Intel decided to disable transaction synchronization extensions in processor chips from Skylake, Kaby Lake, Coffee Lake and Whiskey Lake CPUs. Intel is disabling the feature due to memory arrangement errors and because hackers can exploit it.
Phoronix has discovered that TSX will soon be deprecated in a CPU mini update Accidentally when reading new kernel patches. Disabling TSX will result in poor performance on older chips on certain tasks. TSX is adding hardware transaction memory support to CPUs, giving them up to 40 percent better performance on certain tasks, according to Intel figures. TSX has been in chips based on the Haswell microarchitecture since the Skylake generation since 2013.

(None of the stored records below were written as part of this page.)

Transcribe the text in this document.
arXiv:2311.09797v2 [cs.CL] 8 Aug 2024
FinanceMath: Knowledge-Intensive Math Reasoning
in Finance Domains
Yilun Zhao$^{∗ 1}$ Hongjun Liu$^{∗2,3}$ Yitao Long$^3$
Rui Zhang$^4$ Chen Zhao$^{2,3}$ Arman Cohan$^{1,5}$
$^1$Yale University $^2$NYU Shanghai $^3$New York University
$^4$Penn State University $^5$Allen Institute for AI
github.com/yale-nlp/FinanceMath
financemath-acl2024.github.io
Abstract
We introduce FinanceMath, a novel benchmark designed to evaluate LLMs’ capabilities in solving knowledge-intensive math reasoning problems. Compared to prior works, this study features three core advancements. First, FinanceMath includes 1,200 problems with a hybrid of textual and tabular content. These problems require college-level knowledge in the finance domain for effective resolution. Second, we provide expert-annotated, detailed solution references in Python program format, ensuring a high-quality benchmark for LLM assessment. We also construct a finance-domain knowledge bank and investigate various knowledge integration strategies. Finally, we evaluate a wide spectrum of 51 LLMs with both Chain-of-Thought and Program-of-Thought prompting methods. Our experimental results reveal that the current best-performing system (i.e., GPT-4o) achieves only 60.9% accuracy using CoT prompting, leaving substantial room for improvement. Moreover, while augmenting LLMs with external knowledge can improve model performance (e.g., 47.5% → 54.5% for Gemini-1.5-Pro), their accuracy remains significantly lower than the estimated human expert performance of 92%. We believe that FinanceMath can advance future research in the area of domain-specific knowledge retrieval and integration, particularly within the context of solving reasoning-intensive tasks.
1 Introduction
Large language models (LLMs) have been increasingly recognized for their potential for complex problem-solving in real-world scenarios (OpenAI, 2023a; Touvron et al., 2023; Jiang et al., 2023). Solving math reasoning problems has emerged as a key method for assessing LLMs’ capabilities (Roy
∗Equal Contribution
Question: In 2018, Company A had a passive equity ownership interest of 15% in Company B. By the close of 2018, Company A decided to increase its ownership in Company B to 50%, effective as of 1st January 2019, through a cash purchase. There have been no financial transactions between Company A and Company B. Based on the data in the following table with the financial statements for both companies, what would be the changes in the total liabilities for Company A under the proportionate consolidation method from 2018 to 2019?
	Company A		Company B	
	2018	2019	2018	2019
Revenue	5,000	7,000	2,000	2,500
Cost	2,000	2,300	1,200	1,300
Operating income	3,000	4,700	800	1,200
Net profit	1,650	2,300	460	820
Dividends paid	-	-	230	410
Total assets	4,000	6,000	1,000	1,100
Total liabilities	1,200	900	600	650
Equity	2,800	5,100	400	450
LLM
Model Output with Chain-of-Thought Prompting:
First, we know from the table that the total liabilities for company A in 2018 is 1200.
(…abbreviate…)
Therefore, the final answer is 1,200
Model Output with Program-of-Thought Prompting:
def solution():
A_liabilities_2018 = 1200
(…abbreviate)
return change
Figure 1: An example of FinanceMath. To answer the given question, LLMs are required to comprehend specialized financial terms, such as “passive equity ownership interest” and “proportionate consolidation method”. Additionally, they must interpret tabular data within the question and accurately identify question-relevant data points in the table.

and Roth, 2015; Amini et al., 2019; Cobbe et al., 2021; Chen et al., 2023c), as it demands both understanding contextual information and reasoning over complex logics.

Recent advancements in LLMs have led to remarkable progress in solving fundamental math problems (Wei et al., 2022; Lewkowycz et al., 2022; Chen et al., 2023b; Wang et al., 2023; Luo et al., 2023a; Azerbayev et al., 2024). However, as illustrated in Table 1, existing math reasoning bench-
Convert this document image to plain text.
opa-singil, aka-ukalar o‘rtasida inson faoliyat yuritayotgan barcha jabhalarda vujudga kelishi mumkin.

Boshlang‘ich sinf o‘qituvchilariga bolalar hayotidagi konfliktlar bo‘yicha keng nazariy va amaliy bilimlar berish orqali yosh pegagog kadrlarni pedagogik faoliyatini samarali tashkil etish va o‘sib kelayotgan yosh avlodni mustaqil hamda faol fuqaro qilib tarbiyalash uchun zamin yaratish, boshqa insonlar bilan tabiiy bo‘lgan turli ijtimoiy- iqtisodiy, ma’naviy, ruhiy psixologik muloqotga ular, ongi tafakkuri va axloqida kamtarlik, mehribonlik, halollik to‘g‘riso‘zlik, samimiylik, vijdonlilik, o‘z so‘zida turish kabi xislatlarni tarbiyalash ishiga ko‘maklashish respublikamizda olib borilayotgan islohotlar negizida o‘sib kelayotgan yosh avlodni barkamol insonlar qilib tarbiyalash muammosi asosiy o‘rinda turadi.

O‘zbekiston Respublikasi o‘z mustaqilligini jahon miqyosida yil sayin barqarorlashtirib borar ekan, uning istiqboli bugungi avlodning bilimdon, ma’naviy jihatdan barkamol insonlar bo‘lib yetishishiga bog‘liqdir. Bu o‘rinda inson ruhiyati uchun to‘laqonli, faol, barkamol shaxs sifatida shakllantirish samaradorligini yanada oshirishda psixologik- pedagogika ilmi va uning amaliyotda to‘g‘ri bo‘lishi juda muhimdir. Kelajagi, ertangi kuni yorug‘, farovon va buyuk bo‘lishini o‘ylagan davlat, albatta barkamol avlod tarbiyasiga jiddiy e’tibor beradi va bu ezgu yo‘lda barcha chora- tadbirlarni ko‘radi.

In 2016, it was discovered that TSX can be exploited in a side-channel timing attack, in which hackers can break the randomness of a kernal address space layout, or KASLR, to gain access to a system. This is one of the reasons why the feature is not supported.
The most important reason, according to Phoronix, is that TSX can cause an error in the order of the memory, that is, the sequence of memory accesses. Intel posted about this earlier this month white paper in pdf. This issue has been known since 2018 and therefore has already been disabled in SGX and SMM. With the partial update, TSX is no longer accessible and there is no workaround in the Linux kernel.